Hodge classes associated to 1-parameter families of Calabi-Yau 3-folds (Q977135)

The \(L^2\)-Higgs cohomology is used to compute the Hodge numbers of the parabolic cohomology \(H^1(\bar{S}, j_*{\mathbf{V}})\), where the local system \(V\) arises from the third primitive cohomology of family of Calabi-Yau threefolds over a curve \(\bar{S}\). Here, \(\bar{S}={\mathbb{P}}^1\) and \(f: X\to S={\mathbb{P}}^1\setminus D\) is a smooth family of Calabi-Yau threefolds whose Kodaira-Spencer map is not identically zero. Hence \(h^{1,2}=1\) and the local system \({\mathbf V}:=R^3f_*{\mathbb{C}}_X\) of (primitive) middle cohomology is irreducible and has the Hodge numbers \((1,1,1,1)\).

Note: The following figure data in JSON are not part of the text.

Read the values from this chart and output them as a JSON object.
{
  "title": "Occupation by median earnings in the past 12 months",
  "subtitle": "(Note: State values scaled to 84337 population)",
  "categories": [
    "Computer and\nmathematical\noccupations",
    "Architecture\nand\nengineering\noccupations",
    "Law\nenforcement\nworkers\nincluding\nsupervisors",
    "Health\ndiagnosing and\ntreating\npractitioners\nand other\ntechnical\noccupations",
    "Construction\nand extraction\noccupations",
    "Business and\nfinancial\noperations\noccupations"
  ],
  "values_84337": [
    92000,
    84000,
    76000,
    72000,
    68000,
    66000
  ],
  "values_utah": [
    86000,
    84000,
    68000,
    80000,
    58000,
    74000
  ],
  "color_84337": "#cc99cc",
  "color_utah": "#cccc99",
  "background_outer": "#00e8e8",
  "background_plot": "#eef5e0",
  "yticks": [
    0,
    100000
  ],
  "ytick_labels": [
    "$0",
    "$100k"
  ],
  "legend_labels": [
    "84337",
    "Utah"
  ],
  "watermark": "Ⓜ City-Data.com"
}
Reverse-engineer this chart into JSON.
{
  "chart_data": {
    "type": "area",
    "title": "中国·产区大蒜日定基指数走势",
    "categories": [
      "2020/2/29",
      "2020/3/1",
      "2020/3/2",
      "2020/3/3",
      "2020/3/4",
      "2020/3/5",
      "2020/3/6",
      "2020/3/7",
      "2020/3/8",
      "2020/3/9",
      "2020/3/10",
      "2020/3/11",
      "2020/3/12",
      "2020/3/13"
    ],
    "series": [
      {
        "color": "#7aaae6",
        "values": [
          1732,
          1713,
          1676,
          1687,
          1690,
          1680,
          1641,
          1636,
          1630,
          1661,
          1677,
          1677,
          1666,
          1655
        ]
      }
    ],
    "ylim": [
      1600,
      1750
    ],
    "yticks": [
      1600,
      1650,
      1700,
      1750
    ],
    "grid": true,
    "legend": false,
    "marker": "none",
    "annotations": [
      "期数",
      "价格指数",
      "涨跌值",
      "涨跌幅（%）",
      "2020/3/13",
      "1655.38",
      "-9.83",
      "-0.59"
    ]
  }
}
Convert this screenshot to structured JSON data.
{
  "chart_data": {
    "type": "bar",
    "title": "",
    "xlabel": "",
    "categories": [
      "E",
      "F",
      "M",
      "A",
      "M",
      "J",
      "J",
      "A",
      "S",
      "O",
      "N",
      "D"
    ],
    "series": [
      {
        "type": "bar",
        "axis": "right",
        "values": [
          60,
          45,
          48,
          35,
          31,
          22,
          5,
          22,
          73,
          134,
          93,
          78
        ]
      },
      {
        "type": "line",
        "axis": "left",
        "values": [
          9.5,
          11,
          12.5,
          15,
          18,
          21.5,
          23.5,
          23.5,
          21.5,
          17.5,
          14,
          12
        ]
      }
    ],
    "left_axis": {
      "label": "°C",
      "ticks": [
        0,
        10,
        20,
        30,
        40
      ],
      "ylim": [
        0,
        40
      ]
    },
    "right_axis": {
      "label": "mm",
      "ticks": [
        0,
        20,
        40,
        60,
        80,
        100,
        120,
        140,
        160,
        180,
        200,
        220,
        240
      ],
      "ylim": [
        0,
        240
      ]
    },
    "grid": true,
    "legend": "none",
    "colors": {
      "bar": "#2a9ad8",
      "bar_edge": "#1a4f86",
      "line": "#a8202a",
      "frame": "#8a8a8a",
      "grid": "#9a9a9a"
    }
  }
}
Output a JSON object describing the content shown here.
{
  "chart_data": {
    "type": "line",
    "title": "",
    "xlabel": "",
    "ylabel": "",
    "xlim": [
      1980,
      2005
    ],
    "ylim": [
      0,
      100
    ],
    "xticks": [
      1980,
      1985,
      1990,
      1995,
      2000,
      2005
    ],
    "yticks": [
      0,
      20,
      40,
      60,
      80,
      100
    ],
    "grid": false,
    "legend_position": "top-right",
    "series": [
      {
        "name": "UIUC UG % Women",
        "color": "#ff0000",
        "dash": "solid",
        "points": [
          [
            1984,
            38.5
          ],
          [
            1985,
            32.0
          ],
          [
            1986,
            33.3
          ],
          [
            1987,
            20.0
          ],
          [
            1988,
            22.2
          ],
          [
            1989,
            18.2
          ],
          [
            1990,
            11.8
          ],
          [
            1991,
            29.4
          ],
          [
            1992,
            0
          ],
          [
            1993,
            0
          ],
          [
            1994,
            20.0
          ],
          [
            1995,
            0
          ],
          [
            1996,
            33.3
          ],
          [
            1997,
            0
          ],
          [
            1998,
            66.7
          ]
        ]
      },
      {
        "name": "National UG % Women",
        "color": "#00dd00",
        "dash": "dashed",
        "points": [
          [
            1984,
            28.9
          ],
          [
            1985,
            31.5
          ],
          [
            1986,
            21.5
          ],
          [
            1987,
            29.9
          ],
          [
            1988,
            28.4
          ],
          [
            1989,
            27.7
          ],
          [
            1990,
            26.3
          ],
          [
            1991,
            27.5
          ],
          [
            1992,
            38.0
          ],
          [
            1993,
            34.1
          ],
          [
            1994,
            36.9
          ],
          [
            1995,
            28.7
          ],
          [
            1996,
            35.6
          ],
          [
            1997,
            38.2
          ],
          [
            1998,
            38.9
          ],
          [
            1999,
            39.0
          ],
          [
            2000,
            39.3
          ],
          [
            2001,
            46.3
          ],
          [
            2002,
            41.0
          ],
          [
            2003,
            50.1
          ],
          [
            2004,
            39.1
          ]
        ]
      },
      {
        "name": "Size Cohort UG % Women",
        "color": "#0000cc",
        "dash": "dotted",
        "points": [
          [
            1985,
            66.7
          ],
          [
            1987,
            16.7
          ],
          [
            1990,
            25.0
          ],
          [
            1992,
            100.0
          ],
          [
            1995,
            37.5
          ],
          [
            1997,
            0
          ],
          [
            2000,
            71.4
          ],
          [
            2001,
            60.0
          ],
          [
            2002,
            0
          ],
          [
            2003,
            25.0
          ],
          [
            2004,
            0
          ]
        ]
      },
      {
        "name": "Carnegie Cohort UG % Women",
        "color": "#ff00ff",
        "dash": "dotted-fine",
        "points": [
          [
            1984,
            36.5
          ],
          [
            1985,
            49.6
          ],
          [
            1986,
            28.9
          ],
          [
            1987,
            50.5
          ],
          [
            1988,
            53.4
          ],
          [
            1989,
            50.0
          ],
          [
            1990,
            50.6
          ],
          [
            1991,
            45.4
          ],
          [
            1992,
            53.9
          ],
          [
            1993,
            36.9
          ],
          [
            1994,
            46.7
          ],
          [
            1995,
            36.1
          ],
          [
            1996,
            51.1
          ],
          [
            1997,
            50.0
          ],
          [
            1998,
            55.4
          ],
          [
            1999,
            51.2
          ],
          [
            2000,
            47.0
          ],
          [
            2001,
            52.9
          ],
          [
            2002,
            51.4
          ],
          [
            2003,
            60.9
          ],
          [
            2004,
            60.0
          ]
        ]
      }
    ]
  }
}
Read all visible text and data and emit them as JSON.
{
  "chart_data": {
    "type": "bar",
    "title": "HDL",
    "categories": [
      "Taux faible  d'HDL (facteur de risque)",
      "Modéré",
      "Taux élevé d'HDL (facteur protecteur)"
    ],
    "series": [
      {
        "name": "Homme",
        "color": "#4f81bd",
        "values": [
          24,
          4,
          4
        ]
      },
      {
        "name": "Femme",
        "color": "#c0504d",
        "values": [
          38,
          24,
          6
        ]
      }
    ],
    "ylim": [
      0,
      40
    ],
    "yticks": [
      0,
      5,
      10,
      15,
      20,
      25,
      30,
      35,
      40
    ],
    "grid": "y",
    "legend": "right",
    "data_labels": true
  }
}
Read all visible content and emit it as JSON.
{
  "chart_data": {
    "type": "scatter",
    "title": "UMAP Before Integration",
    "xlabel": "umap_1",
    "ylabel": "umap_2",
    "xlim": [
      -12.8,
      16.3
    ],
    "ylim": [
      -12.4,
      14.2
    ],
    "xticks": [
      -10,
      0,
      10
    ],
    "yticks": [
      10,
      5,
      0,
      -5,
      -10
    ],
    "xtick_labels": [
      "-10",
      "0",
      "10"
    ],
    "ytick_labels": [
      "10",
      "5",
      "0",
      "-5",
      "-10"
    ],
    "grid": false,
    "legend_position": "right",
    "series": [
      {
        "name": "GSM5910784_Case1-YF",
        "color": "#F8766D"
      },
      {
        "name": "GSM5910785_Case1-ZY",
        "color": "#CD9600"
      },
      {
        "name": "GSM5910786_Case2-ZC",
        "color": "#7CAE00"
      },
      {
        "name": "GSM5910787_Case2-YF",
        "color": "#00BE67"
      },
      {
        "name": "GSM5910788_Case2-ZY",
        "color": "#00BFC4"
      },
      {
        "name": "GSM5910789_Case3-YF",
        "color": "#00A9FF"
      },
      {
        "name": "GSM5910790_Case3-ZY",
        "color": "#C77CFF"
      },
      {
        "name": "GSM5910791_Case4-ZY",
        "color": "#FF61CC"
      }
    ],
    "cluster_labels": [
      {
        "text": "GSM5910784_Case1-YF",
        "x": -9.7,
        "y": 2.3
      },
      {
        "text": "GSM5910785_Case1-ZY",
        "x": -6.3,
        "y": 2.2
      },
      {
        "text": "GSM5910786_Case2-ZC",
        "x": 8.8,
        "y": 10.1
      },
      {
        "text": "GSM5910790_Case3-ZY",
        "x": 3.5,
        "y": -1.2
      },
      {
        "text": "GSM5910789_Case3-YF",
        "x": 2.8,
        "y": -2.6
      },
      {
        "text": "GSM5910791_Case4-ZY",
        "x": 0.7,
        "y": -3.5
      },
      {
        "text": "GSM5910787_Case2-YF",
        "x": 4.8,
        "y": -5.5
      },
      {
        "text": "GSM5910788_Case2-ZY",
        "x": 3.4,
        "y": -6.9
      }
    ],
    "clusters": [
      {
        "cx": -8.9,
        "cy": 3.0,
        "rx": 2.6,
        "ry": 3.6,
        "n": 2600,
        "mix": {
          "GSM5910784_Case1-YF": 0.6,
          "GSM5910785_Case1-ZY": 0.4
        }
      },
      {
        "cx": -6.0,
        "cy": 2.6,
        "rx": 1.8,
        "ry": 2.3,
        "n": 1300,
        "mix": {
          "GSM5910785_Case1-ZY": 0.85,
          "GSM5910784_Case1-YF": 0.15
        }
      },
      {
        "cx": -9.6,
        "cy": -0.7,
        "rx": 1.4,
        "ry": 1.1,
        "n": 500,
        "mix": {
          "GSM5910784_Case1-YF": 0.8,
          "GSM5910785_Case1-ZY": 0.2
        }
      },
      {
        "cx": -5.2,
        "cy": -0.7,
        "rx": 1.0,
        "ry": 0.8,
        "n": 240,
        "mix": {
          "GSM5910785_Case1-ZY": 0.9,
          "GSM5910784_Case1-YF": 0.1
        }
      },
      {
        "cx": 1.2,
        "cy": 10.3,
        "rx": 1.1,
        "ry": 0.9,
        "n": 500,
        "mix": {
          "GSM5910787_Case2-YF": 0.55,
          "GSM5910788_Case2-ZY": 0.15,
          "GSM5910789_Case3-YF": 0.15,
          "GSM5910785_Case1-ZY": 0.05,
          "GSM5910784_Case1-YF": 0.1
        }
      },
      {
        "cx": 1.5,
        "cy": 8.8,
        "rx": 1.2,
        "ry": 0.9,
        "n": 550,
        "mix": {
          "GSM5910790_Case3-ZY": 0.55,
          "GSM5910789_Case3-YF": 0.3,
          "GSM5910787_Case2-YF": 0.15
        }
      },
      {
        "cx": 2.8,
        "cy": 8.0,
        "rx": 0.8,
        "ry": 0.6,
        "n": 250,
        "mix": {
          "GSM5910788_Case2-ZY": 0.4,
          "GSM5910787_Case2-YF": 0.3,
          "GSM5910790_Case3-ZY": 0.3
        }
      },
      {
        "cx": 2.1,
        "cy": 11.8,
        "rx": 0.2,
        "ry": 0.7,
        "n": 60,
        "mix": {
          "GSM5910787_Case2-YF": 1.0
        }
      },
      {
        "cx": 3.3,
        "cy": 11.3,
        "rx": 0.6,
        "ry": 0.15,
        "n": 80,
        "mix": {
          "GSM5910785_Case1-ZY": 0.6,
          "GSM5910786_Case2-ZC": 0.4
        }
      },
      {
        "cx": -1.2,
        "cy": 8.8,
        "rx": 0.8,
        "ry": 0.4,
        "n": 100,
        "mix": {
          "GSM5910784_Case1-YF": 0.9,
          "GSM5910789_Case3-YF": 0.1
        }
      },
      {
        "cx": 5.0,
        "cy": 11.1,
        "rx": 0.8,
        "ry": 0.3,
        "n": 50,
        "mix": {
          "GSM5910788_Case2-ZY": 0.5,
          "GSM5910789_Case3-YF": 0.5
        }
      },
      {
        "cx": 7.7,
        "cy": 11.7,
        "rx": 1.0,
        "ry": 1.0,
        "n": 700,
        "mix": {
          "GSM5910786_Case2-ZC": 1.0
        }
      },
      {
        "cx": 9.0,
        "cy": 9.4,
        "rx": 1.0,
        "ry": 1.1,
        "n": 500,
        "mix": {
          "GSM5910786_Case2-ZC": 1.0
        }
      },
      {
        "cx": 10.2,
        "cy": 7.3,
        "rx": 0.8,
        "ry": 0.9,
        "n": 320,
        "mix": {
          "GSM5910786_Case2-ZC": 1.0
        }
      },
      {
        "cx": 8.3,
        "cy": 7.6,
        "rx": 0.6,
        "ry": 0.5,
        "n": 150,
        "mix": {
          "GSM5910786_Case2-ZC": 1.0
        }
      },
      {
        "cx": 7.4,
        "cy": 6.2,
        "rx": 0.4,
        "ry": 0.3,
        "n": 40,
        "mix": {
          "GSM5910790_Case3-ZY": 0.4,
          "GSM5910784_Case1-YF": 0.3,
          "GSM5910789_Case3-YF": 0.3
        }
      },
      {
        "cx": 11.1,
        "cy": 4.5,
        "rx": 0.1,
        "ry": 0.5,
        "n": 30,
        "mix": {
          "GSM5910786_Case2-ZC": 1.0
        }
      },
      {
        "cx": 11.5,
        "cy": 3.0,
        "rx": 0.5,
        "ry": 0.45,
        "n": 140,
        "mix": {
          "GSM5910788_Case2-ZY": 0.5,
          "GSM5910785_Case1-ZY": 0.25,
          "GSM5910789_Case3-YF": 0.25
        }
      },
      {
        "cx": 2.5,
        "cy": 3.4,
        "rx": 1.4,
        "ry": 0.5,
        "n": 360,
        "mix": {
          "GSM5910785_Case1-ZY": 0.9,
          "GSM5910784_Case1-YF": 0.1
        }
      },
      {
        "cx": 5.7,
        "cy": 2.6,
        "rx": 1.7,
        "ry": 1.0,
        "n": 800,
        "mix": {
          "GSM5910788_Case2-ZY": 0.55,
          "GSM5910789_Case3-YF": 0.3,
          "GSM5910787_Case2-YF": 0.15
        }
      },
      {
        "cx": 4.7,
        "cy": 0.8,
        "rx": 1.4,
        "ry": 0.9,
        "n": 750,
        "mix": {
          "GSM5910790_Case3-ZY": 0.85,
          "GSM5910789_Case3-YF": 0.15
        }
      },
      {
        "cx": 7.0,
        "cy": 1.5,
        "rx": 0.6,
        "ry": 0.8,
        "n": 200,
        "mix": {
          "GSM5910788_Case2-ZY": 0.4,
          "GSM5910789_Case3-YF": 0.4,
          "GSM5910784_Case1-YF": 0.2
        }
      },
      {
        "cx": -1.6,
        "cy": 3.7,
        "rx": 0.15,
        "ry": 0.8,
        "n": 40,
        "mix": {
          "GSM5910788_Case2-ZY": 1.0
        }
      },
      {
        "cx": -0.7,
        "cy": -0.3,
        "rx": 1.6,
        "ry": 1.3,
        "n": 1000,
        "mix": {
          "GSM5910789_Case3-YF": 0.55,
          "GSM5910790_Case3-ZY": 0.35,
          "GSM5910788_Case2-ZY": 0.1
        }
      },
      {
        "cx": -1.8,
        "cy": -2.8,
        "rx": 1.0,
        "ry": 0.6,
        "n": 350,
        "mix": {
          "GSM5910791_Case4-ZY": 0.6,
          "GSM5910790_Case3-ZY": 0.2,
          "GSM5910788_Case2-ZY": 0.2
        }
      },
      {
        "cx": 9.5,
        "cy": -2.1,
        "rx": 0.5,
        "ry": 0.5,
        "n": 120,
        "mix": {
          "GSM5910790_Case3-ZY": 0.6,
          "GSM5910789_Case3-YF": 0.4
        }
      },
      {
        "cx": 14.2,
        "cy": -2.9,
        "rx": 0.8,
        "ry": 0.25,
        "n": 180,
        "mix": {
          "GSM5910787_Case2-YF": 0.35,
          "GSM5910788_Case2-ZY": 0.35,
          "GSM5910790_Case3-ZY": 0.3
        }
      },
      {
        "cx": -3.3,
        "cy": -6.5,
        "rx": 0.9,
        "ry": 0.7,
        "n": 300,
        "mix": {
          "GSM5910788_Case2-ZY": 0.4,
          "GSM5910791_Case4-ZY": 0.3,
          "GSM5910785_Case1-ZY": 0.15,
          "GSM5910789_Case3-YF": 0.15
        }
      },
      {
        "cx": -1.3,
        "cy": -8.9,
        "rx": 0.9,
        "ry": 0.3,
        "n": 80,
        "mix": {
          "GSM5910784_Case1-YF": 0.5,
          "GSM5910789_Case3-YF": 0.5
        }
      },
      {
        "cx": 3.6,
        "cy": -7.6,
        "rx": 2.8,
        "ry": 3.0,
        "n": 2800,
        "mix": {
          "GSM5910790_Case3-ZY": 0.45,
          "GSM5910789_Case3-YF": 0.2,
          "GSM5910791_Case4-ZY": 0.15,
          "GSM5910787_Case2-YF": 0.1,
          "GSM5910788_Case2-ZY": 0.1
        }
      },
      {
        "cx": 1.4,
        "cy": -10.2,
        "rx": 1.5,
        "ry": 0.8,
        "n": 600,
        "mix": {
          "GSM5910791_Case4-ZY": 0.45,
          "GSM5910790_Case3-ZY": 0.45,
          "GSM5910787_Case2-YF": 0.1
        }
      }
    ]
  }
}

The cohomology group \(H:=H^1(\bar{S},j_*{\mathbf{V}})\) carries a pure Hodge structure of weight \(4\). The method presented here gives a way to predict the presence of algebraic \(2\)-cycles in the total space of the family, in particular, in \(H^{2,2}\). The algebraic \(2\)-cycles constructed by \textit{J. Walcher} [``Open mirror symmetry on the quintic'', \url{arXiv:hep-th/0605162} and ``Calculations for mirror symmetry with \(D\)-branes'', \url{arXiv:0904.4905}] are discussed to illustrate the method.